Gli occupanti di Bologna che hanno resistito per 12 ore

di Bruno Giorgini

Manganellate i poveri del mondo e sarete beati. Questo sembra l’imperativo categorico dell’establishment economico politico. Con altro linguaggio: l’imperativo categorico delle classi dominanti. Contro profughi e migranti, come ogni giorno da mesi si vede sui nostri schermi. E contro i senza casa negando loro il diritto all’abitare. A cominciare da Bologna.

Martedì 20, alle 7.20 del mattino mi sveglia la voce di Giovanni Stinco, ottimo cronista di Radio Città del Capo (RCdC). Racconta l’inizio dello sgombero manu militari con circa duecento agenti delle forze di polizia che circondano uno stabile occupato in via Fioravanti, nel popolare quartiere della Bolognina. Dentro abitano oltre novanta famiglie, circa duecentocinquanta individui.
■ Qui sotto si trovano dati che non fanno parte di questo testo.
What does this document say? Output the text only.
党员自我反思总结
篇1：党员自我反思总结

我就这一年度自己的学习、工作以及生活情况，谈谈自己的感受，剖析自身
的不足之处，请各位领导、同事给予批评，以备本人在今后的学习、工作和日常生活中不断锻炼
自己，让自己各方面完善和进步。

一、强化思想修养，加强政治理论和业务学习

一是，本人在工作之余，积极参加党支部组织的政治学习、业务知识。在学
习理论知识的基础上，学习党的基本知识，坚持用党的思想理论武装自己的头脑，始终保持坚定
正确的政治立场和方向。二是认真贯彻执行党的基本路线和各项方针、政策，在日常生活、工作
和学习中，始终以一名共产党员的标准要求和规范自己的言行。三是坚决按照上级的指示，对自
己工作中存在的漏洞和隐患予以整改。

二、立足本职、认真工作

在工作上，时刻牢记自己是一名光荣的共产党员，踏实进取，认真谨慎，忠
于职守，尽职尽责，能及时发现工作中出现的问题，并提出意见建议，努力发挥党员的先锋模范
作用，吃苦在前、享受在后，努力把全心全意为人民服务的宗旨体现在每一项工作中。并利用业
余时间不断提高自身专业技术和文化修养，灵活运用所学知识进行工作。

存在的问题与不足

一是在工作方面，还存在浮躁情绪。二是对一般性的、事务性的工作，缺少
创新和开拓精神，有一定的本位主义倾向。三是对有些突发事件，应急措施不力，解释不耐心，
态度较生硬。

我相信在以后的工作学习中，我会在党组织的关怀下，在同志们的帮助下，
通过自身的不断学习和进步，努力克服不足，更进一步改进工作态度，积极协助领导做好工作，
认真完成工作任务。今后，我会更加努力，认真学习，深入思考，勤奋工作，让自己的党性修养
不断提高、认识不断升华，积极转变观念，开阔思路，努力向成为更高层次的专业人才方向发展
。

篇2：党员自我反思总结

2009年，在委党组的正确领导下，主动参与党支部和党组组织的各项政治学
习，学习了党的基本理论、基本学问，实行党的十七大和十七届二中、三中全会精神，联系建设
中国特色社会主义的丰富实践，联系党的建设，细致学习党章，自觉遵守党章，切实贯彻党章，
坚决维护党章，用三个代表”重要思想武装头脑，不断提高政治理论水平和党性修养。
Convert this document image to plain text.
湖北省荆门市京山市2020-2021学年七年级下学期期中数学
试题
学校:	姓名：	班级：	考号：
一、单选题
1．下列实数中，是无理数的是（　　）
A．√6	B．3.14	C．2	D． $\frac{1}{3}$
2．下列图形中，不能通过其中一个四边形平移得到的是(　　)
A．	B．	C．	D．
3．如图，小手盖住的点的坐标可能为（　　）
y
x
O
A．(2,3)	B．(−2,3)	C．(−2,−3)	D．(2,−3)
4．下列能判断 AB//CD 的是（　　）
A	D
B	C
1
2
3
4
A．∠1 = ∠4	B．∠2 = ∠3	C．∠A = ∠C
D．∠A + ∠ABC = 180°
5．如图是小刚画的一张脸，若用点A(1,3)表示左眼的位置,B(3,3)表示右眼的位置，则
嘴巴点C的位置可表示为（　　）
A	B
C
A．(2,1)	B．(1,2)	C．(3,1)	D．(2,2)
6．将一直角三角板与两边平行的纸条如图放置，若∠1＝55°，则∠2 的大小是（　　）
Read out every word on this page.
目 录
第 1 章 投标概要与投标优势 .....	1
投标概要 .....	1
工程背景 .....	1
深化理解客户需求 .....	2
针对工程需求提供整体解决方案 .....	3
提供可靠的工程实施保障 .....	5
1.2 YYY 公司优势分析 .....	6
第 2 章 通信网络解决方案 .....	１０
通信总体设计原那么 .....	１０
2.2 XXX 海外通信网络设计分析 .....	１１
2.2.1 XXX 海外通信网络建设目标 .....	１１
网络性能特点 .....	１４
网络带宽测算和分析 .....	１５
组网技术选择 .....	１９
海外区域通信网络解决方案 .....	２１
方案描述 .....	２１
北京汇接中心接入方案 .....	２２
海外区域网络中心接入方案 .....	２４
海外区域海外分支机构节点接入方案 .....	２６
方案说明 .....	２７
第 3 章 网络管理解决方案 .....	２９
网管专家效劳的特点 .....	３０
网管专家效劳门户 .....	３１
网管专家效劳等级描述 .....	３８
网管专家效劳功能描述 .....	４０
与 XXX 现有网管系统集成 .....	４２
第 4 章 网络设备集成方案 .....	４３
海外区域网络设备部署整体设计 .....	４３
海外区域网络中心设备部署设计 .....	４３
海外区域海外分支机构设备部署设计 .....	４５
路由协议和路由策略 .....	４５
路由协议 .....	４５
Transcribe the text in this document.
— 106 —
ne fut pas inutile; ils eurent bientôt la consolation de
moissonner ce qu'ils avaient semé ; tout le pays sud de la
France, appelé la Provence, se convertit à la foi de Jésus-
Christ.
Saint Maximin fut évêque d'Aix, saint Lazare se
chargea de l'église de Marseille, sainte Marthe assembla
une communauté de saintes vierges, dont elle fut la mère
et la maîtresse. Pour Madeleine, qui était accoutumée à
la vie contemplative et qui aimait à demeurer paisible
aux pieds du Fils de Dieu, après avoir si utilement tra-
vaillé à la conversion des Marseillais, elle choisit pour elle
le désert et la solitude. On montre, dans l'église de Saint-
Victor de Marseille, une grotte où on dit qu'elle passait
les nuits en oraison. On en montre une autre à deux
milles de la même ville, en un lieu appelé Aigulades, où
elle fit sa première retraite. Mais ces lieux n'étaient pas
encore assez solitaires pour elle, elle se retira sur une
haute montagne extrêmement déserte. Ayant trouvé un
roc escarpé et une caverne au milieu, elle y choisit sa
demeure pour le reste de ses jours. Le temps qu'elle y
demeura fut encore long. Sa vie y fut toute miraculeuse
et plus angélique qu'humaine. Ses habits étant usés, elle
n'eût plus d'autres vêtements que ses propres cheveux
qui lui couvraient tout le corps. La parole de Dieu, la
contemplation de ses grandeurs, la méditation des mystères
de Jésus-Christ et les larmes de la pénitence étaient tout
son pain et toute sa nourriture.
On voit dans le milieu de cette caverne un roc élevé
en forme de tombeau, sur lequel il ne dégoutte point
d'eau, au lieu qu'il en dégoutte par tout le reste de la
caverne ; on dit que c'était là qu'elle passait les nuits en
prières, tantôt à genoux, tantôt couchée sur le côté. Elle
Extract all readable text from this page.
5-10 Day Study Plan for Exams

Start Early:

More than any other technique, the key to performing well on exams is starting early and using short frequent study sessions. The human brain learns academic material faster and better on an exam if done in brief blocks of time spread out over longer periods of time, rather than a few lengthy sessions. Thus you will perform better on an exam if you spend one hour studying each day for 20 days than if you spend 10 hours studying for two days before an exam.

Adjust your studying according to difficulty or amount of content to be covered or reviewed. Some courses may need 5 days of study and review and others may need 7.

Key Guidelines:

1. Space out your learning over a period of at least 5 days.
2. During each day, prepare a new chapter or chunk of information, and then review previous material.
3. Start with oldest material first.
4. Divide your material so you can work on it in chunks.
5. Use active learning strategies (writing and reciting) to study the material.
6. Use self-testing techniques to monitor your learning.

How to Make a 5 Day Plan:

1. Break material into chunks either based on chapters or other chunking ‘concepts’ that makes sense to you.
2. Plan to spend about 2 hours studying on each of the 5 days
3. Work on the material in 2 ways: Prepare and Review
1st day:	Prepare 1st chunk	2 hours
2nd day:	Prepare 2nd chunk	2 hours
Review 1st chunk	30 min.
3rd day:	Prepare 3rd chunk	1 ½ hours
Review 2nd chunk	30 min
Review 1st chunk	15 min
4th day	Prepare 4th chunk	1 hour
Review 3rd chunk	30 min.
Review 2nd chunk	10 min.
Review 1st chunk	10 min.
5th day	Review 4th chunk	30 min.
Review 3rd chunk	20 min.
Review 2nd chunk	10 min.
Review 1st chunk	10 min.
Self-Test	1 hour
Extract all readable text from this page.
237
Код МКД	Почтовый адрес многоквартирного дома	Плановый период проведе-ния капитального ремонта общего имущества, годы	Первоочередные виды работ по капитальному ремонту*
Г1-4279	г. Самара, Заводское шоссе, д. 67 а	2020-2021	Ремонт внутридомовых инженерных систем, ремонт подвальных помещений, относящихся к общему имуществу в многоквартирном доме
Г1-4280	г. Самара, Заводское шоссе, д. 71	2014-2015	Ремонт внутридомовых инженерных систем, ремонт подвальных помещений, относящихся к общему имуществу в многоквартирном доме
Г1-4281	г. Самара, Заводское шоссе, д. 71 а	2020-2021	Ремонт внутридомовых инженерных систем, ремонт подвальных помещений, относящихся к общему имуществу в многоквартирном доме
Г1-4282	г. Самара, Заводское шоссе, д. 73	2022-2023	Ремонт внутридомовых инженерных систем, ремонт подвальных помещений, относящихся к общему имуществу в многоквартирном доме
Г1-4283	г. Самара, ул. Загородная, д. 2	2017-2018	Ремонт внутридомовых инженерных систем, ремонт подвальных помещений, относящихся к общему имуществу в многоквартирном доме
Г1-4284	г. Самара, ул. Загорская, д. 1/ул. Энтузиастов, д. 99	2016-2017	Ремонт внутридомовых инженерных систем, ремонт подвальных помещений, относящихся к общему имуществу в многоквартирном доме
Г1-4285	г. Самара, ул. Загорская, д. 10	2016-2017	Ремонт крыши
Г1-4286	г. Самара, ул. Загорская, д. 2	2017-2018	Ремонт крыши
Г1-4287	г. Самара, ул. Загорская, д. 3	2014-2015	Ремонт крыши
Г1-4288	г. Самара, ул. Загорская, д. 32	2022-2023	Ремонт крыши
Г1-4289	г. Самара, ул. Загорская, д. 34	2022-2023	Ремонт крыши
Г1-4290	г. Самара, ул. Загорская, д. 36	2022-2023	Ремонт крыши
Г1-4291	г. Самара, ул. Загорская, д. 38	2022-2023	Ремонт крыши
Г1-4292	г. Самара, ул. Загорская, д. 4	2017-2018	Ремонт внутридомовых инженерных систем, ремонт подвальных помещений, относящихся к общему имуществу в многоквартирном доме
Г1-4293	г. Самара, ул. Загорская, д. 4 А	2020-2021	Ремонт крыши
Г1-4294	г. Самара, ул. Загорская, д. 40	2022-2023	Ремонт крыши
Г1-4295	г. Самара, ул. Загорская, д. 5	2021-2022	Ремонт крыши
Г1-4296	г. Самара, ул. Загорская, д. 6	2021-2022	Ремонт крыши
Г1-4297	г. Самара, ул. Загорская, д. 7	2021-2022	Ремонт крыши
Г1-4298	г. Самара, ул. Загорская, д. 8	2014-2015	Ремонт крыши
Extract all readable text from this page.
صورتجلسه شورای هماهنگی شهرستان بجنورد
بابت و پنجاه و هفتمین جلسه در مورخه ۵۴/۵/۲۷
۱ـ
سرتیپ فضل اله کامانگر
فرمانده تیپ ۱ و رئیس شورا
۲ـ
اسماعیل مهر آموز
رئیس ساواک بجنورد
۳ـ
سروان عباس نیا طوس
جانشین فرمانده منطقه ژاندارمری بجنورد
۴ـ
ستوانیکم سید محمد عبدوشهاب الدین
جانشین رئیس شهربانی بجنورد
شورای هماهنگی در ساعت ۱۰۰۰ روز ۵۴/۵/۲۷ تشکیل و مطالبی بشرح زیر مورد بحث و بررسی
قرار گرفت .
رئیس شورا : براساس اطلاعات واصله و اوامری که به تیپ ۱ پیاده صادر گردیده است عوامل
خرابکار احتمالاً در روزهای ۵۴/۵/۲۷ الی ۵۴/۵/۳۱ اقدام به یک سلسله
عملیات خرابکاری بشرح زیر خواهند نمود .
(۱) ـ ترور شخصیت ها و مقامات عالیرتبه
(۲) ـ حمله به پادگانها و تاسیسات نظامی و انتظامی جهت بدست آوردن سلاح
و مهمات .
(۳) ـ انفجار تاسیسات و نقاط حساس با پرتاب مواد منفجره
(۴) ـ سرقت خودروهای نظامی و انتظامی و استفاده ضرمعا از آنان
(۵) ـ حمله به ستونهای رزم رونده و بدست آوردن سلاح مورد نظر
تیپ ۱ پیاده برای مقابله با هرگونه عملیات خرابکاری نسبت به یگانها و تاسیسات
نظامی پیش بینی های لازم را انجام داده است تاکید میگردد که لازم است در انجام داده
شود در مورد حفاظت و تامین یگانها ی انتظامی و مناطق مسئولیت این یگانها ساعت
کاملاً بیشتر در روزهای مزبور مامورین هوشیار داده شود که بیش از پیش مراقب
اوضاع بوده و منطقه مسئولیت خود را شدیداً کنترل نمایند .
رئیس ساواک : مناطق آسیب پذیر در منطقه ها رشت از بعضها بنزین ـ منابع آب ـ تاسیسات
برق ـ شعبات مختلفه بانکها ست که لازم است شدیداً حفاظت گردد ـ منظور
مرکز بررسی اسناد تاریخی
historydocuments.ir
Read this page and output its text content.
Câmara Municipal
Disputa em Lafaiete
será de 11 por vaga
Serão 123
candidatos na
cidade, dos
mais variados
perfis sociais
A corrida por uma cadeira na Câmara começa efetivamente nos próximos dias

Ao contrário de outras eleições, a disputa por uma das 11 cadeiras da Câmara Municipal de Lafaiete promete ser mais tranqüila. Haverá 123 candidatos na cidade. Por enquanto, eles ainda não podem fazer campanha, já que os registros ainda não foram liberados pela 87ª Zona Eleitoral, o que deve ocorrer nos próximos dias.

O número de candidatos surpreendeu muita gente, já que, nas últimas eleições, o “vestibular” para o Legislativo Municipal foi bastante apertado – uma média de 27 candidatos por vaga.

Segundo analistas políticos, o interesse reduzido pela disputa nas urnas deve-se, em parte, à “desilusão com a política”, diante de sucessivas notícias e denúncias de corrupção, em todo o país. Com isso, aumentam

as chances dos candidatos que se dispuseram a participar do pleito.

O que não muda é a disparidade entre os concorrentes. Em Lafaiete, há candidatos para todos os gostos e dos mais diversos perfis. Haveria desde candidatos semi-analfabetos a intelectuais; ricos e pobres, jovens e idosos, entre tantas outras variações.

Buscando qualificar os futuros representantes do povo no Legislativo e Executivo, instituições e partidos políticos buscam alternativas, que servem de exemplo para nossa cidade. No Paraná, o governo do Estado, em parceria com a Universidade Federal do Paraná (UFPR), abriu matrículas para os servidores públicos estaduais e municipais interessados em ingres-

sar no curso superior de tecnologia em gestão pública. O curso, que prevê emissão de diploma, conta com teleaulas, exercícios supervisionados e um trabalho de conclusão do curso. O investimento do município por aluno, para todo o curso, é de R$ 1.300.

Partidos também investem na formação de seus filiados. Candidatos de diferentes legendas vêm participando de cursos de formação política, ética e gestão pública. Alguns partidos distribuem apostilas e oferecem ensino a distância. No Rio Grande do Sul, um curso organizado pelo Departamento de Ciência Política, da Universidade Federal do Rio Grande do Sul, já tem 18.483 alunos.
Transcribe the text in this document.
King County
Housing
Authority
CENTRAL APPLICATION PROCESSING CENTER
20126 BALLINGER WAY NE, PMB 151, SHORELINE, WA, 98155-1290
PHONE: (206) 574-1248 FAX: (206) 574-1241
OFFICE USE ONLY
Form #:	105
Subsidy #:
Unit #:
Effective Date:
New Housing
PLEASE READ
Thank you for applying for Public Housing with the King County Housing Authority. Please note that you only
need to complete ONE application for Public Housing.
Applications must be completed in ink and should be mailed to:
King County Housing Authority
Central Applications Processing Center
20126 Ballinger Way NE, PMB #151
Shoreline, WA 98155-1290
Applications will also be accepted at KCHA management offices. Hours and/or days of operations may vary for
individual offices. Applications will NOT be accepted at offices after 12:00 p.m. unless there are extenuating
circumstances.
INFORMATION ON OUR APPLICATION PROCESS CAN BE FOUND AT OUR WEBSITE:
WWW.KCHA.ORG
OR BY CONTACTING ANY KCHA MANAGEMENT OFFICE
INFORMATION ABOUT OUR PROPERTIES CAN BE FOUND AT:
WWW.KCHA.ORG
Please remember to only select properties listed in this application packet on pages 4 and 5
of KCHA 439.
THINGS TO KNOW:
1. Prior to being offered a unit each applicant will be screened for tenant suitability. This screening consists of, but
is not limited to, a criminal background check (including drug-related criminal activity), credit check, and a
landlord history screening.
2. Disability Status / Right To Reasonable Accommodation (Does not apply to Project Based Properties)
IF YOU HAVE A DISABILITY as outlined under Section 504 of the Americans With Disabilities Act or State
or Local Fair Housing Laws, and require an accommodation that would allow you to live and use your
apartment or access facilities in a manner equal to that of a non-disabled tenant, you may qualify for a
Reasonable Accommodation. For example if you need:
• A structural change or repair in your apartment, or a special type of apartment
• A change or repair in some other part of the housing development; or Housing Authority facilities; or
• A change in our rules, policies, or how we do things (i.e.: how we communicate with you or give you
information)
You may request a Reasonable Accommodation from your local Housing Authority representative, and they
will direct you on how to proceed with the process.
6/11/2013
Erano settantasei il 14 dicembre del 2014 quando – coordinate dal collettivo social log – entrarono nel palazzone della Telecom, disabitato e abbandonato a se stesso. Ne fecero un luogo vivibile, addirittura piacevole con tanti bambini rumorosi e allegri, senza le beghe di condominio ma con una solidarietà la cui forza è emersa oggi a tutto tondo.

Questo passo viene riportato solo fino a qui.